Memuat...

KPK Dalami Unsur Dugaan Korupsi Proyek Kereta Cepat Whoosh

Ameera
Selasa, 28 Oktober 2025 / 7 Jumadilawal 1447 06:56
KPK Dalami Unsur Dugaan Korupsi Proyek Kereta Cepat Whoosh
KPK Dalami Unsur Dugaan Korupsi Proyek Kereta Cepat Whoosh

JAKARTA (Arrahmah.id) - Komisi Pemberantasan Korupsi (KPK) terus mendalami dugaan tindak pidana korupsi dalam proyek Kereta Cepat Jakarta–Bandung (KCJB) atau Whoosh yang dibangun pada masa pemerintahan Presiden Joko Widodo (Jokowi).

Juru Bicara KPK, Budi Prasetyo, mengatakan bahwa hingga kini lembaganya masih berada pada tahap penyelidikan dan berfokus mencari unsur peristiwa pidana dalam proyek tersebut.

“Ini masih di tahap penyelidikan, jadi masih fokus untuk mencari keterangan-keterangan terkait unsur-unsur dugaan tindak pidana korupsi, unsur-unsur peristiwanya, peristiwa adanya dugaan tindak pidana korupsinya,” kata Budi kepada wartawan di Gedung Merah Putih KPK, Jakarta, Senin (27/10/2025).

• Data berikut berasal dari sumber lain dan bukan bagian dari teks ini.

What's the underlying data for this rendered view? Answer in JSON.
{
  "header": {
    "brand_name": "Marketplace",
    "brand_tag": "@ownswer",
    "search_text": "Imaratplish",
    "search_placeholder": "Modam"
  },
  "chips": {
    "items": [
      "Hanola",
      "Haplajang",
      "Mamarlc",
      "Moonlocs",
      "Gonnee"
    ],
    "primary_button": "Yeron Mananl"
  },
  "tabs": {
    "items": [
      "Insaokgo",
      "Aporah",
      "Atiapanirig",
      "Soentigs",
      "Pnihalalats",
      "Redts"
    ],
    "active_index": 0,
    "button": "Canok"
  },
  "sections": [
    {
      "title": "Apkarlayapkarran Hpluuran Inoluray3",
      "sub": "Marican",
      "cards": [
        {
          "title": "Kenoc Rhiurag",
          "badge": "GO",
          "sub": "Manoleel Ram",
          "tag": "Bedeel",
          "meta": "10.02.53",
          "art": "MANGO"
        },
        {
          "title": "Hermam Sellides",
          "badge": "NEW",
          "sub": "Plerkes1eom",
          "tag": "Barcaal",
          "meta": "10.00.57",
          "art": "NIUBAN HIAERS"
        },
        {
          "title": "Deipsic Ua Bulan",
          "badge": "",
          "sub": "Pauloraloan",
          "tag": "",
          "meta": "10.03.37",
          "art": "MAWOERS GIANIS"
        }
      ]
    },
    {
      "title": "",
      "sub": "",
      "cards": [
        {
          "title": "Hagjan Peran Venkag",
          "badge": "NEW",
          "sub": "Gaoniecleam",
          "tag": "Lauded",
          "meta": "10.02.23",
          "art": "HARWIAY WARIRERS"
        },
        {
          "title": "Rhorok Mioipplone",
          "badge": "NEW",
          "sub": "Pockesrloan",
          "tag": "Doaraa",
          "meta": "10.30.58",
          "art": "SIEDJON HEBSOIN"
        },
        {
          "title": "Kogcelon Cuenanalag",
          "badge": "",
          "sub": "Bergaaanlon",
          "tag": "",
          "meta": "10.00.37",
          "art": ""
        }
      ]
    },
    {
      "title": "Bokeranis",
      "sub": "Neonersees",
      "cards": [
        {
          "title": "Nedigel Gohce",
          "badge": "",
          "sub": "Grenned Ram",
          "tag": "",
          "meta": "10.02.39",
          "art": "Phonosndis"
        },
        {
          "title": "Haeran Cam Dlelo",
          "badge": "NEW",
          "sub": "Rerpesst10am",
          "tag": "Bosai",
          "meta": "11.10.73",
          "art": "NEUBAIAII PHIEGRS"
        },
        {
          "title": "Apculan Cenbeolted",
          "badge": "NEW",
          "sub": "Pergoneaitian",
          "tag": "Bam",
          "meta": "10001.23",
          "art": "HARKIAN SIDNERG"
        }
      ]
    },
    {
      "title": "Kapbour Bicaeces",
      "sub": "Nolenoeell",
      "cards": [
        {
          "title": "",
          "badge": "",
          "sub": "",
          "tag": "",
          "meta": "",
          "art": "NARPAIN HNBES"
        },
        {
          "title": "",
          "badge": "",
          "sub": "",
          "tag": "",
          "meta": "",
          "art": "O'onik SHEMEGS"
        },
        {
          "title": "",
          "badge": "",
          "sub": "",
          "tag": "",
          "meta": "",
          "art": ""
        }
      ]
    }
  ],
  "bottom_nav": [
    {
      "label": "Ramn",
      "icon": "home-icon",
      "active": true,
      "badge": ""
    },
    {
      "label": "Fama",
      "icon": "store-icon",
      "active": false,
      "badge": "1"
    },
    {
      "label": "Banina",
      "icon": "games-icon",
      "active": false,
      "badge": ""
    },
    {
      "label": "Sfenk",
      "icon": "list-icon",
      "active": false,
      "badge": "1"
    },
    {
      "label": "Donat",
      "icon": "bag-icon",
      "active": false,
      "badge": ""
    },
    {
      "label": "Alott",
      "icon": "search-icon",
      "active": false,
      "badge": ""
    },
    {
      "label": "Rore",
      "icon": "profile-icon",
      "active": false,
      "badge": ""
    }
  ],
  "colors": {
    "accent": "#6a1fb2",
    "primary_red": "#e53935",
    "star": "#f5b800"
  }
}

Budi menegaskan, penyelidikan kasus ini sudah dimulai sejak awal tahun 2025 dan masih terus berproses. Sejumlah pihak yang mengetahui proyek Whoosh telah dan akan terus dimintai keterangan untuk memperkuat bahan penyelidikan.

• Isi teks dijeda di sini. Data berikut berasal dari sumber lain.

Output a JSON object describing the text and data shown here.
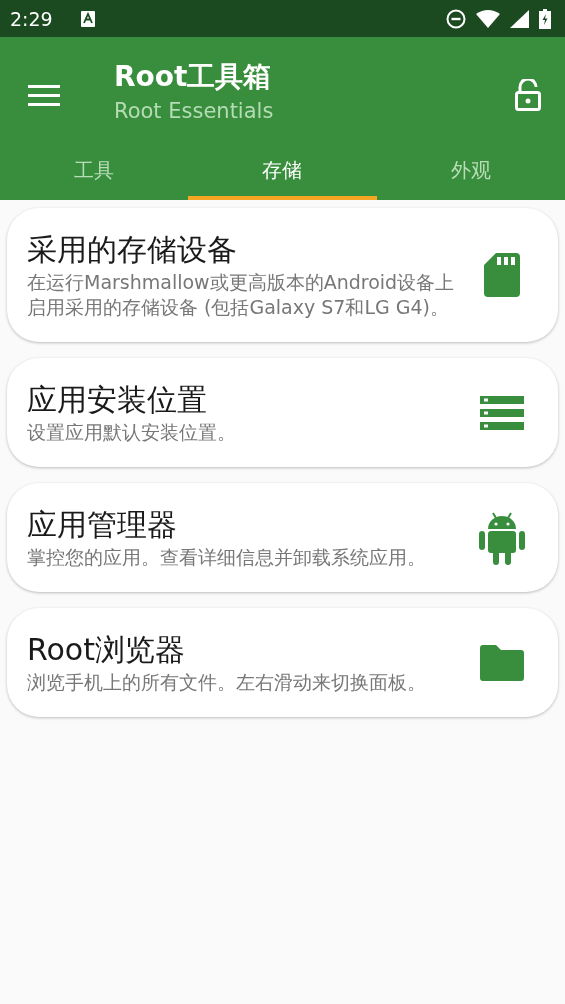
{
  "status_bar": {
    "time": "2:29"
  },
  "app_bar": {
    "title": "Root工具箱",
    "subtitle": "Root Essentials"
  },
  "tabs": [
    {
      "label": "工具",
      "selected": false
    },
    {
      "label": "存储",
      "selected": true
    },
    {
      "label": "外观",
      "selected": false
    }
  ],
  "cards": [
    {
      "kind": "sd-card",
      "title": "采用的存储设备",
      "description": "在运行Marshmallow或更高版本的Android设备上启用采用的存储设备 (包括Galaxy S7和LG G4)。"
    },
    {
      "kind": "storage",
      "title": "应用安装位置",
      "description": "设置应用默认安装位置。"
    },
    {
      "kind": "android",
      "title": "应用管理器",
      "description": "掌控您的应用。查看详细信息并卸载系统应用。"
    },
    {
      "kind": "folder",
      "title": "Root浏览器",
      "description": "浏览手机上的所有文件。左右滑动来切换面板。"
    }
  ]
}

“Ini masih terus berprogres, artinya sudah dimulai sejak awal tahun, dan tentunya masih berjalan. Kita sama-sama tunggu perkembangannya seperti apa, dan mari kita kawal. Kami juga mengimbau masyarakat yang memiliki data atau informasi yang bisa mendukung penanganan perkara ini untuk menyampaikannya ke KPK,” ujar Budi.

Meski belum menyebut nama-nama pihak yang berpotensi menjadi tersangka, penyelidikan KPK ini memunculkan sorotan publik karena proyek Whoosh merupakan salah satu proyek strategis nasional era Presiden Jokowi, yang juga melibatkan peran penting sejumlah pejabat, termasuk mantan Menteri Koordinator Maritim dan Investasi, Luhut Binsar Pandjaitan (LBP).

Terpisah, mantan Presiden Joko Widodo (Jokowi) menegaskan bahwa prinsip utama dari pembangunan transportasi massal bukanlah untuk mencari keuntungan finansial.

“Prinsip dasar transportasi massal, transportasi umum itu adalah layanan publik. Ini kita juga harus ngerti. Bukan mencari laba. Jadi sekali lagi, transportasi umum, transportasi massal itu tidak diukur dari laba,” tegas Jokowi, dikutip dari ANTARA, Senin, 27 Oktober 2025.

Proyek kereta cepat Whoosh sendiri menjadi salah satu simbol ambisi modernisasi transportasi Indonesia, namun juga menuai kritik akibat pembengkakan biaya dan dugaan ketidakefisienan dalam pelaksanaannya.

Kini, publik menantikan langkah KPK selanjutnya dalam mengusut kemungkinan adanya tindak pidana korupsi di balik proyek strategis tersebut.